ルカ福音書第24章13節以下に、2人の弟子がエマオという村に行く途中、復活の主イエスが彼らに近づき同伴してくださった記事があります。弟子たちは初めイエスだと気づかず、旅人だと思い、「わたしたちは、あの方こそイスラエルを解放してくださると望みをかけていました」(ルカ24:21)と話しました。「あの方」とはイエスのことです。
今回、説教の黙想をしていて、弟子たちのイエスへの問いの中に、人間の根源的な願い、つまり「解放されたい。本当にのびのびと生きていきたい」という願いがあるのではないか、と思いました。少し想像力を働かせれば分かります。自分たちの国が外国人によって支配されているとは、屈辱的なことです。現代世界でも、隣の国が武力で攻めて来て支配しようとしている現実があります。たとえ武器を使われていなくても、様々な力で抑圧されているということはあります。子供でもそうです。子供は大人に従わざるを得ません。私が子供の時代より、今の子供たちは生きにくいと思います。いのちは、輝いてのびのびと生きたいのではないでしょうか。
主イエスは弟子たちの問いを否定なさいませんでしたが、父なる神が御自分の権威をもってお定めになった時や時期は、弟子たちが知る必要はないのだ、とおっしゃいました(7節)。ここでの「時」とは原文ではギリシア語「クロノス」(時計で刻まれるとき)の複数形、「時期」は「カイロス」(チャンス、機会、特別なとき)の複数形です。すべての時も時期も、人ではなく、父なる神の御手にあり、神の御意志のままにことをなさいます。私たちはそれを受け入れるばかりです。さらに主イエスは弟子たちに約束を告げられました。「あなたがたの上に聖霊が降ると、あなたがたは力を受ける。そして、エルサレムばかりでなく、ユダヤとサマリアの全土で、また、地の果てに至るまで、わたしの証人となる」(8節)。国を建て直される神の働きは、弟子たちに聖霊を送り、力を与えて、弟子たちを派遣することによって果たされるのです。弟子たちは神の道具として用いられるのです。

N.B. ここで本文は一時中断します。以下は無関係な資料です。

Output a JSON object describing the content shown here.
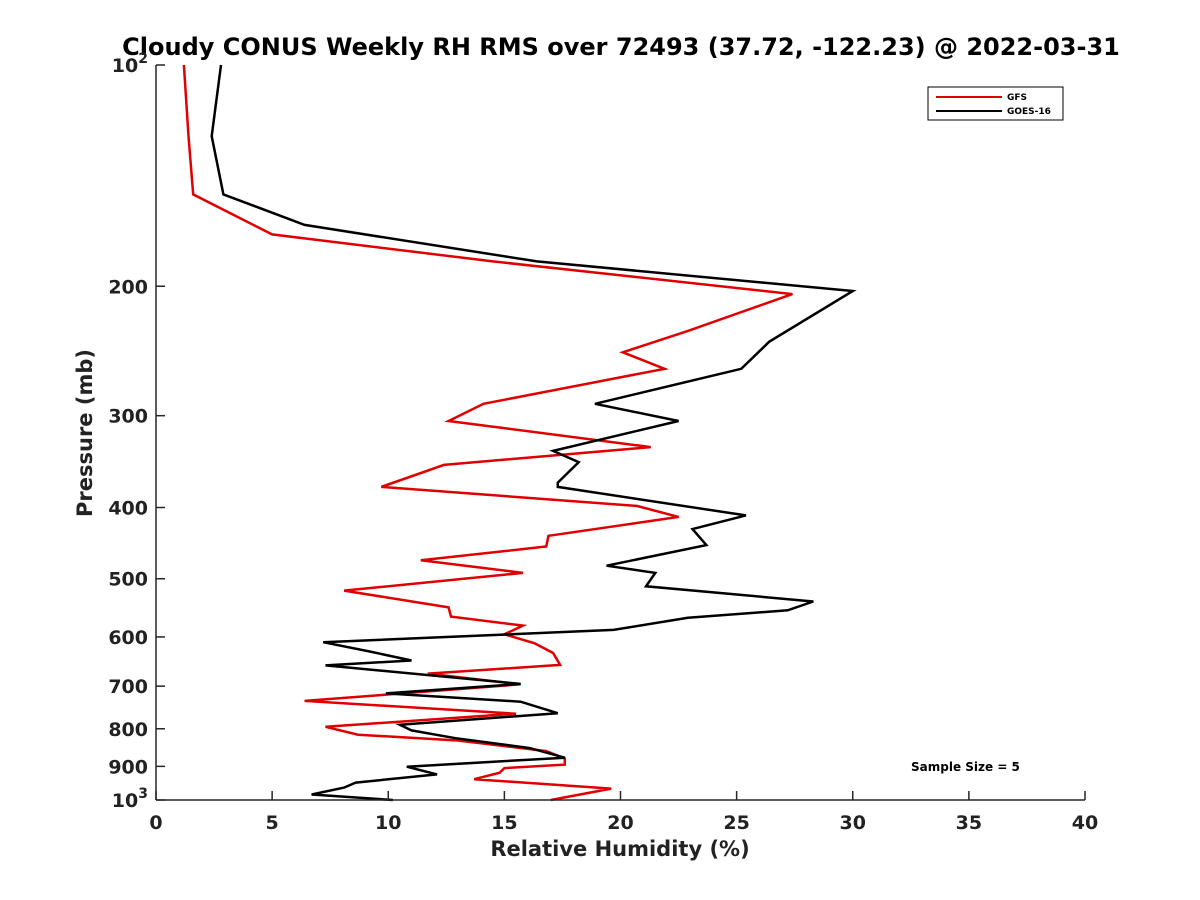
{
  "chart_data": {
    "type": "line",
    "title": "Cloudy CONUS Weekly RH RMS over 72493 (37.72, -122.23) @ 2022-03-31",
    "xlabel": "Relative Humidity (%)",
    "ylabel": "Pressure (mb)",
    "xlim": [
      0,
      40
    ],
    "ylim": [
      1000,
      100
    ],
    "yscale": "log",
    "y_reversed": true,
    "x_ticks": [
      "0",
      "5",
      "10",
      "15",
      "20",
      "25",
      "30",
      "35",
      "40"
    ],
    "y_ticks": [
      {
        "value": 100,
        "base": "10",
        "exp": "2"
      },
      {
        "value": 200,
        "base": "200",
        "exp": ""
      },
      {
        "value": 300,
        "base": "300",
        "exp": ""
      },
      {
        "value": 400,
        "base": "400",
        "exp": ""
      },
      {
        "value": 500,
        "base": "500",
        "exp": ""
      },
      {
        "value": 600,
        "base": "600",
        "exp": ""
      },
      {
        "value": 700,
        "base": "700",
        "exp": ""
      },
      {
        "value": 800,
        "base": "800",
        "exp": ""
      },
      {
        "value": 900,
        "base": "900",
        "exp": ""
      },
      {
        "value": 1000,
        "base": "10",
        "exp": "3"
      }
    ],
    "grid": false,
    "legend_position": "top-right",
    "annotation": "Sample Size = 5",
    "series": [
      {
        "name": "GFS",
        "color": "#e00000",
        "points": [
          [
            1.2,
            100
          ],
          [
            1.4,
            125
          ],
          [
            1.6,
            150
          ],
          [
            5.0,
            170
          ],
          [
            14.5,
            185
          ],
          [
            27.4,
            205
          ],
          [
            22.9,
            230
          ],
          [
            20.1,
            246
          ],
          [
            21.9,
            259
          ],
          [
            14.1,
            289
          ],
          [
            12.6,
            305
          ],
          [
            21.3,
            331
          ],
          [
            12.4,
            350
          ],
          [
            9.7,
            375
          ],
          [
            20.7,
            398
          ],
          [
            22.5,
            412
          ],
          [
            16.9,
            437
          ],
          [
            16.8,
            452
          ],
          [
            11.4,
            472
          ],
          [
            15.8,
            491
          ],
          [
            8.1,
            519
          ],
          [
            12.6,
            547
          ],
          [
            12.7,
            563
          ],
          [
            15.8,
            579
          ],
          [
            15.0,
            595
          ],
          [
            16.3,
            612
          ],
          [
            17.1,
            631
          ],
          [
            17.4,
            655
          ],
          [
            11.7,
            673
          ],
          [
            15.7,
            696
          ],
          [
            6.4,
            733
          ],
          [
            15.5,
            763
          ],
          [
            7.3,
            795
          ],
          [
            8.7,
            815
          ],
          [
            13.0,
            830
          ],
          [
            16.8,
            858
          ],
          [
            17.6,
            878
          ],
          [
            17.6,
            895
          ],
          [
            15.0,
            905
          ],
          [
            14.8,
            918
          ],
          [
            13.7,
            937
          ],
          [
            19.6,
            965
          ],
          [
            17.0,
            1000
          ]
        ]
      },
      {
        "name": "GOES-16",
        "color": "#000000",
        "points": [
          [
            2.8,
            100
          ],
          [
            2.4,
            125
          ],
          [
            2.9,
            150
          ],
          [
            6.4,
            165
          ],
          [
            16.4,
            185
          ],
          [
            30.0,
            203
          ],
          [
            26.4,
            238
          ],
          [
            25.2,
            259
          ],
          [
            18.9,
            289
          ],
          [
            22.5,
            305
          ],
          [
            17.1,
            335
          ],
          [
            18.2,
            347
          ],
          [
            17.3,
            370
          ],
          [
            17.3,
            375
          ],
          [
            25.4,
            410
          ],
          [
            23.1,
            428
          ],
          [
            23.7,
            450
          ],
          [
            19.4,
            480
          ],
          [
            21.5,
            491
          ],
          [
            21.1,
            512
          ],
          [
            28.3,
            537
          ],
          [
            27.2,
            552
          ],
          [
            22.9,
            565
          ],
          [
            19.7,
            587
          ],
          [
            7.2,
            610
          ],
          [
            9.2,
            628
          ],
          [
            11.0,
            646
          ],
          [
            7.3,
            656
          ],
          [
            15.7,
            695
          ],
          [
            9.9,
            716
          ],
          [
            15.7,
            735
          ],
          [
            17.3,
            762
          ],
          [
            10.5,
            790
          ],
          [
            11.0,
            804
          ],
          [
            12.9,
            824
          ],
          [
            16.1,
            850
          ],
          [
            17.6,
            876
          ],
          [
            10.8,
            901
          ],
          [
            12.1,
            923
          ],
          [
            8.6,
            947
          ],
          [
            8.1,
            962
          ],
          [
            6.7,
            983
          ],
          [
            10.2,
            1000
          ]
        ]
      }
    ]
  }
}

「ユダヤとサマリアの全土で」とありますが、当時、ユダヤとサマリアは敵対関係にありました。主イエスのお言葉を聞いた弟子たちは皆ユダヤ人です。ですから、敵の中に遣わされていくことを意味します。ユダヤとサマリアは同じ先祖を持つ民族ですから、本来きょうだい同士と言ってもいいのですが、様々な経緯から敵対関係になっていました。しかし、弟子たちが遣わされ、サマリアにおいてイエスがキリストであると信じる人が起されれば、キリスト者として共に生きることができます。和解が生まれます。平和が実現します。ですから「ユダヤとサマリアの全土で」には、今日的意義があるのです。本来きょうだいであるはずなのに、敵対関係となっている現実はいくらでもあります。そこにイエスの弟子たちは遣わされて、和解の福音をもたらすのです。

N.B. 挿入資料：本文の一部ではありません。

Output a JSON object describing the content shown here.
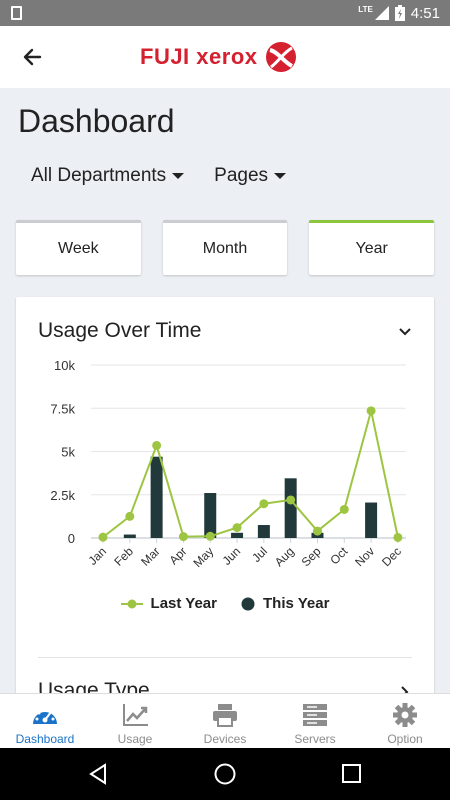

主イエスは天に上げられて、弟子たちの目から見えなくなりました。ルカ福音書25章50~51節にも昇天の出来事がありますが、そこにはイエスが両手を上げて弟子たちを祝福した姿のままで天に上げられた、とあります。天におられる父なる神の右の座で、主イエスは私たちのために常に執り成してくださっています。